Ross A. Finlayson wrote:

> It's one thing to to note that many of today's video games for the
> personal computer are violent or depict violence. That's the market,
> telling us that those are the titles that sell. Perhaps that's because
> the audience is mostly male. For example, there are approx. 80,000
> users of the Red Alert 2 online interactive game since it's introduction
> two months ago who actually play the game against other live people over
> the Internet.. It's a combat simulation game, a "real-time strategy"
> game. Currently, I actually play the game myself enough to have a rank
> of about 400, as they keep a massive ladder of all the battles. From
> sampling conversation, I think most of the people that play are five
> years younger than me, and some older and younger.

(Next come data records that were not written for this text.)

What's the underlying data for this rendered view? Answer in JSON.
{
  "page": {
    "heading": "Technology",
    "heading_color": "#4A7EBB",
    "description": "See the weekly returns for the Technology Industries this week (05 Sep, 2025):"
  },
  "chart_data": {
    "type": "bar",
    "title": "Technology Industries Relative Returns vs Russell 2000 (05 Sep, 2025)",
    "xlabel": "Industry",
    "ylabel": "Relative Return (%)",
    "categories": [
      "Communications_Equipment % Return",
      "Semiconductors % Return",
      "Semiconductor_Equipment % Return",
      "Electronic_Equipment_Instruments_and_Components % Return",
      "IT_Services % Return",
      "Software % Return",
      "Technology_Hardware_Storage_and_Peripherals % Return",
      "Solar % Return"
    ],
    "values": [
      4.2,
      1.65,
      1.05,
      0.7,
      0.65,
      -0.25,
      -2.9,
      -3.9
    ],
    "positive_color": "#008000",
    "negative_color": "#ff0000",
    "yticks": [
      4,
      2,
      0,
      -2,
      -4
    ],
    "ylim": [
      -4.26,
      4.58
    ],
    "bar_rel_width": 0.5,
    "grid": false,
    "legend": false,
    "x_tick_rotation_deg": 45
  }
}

Well, I've played that game some more and been able to increase my rank
among players of that game to 250. That is good, because even one loss at
that level can reduce the rank several hundred places. The system matches
players so that they play other players at some level near their own, so it
is competitive in the sense that to reach higher ranks you must outperform
your peers, not the general population, as the population is large.

That video game is based on a theme of a World War II type setting in an
alternate historical universe.

So it's a fun game and I should give the disks away.


Ross Andrew Finlayson
Finlayson Consulting
Ross at Tiki-Lounge:
"The best mathematician in the world is Maplev in Ontario."  - Pertti L.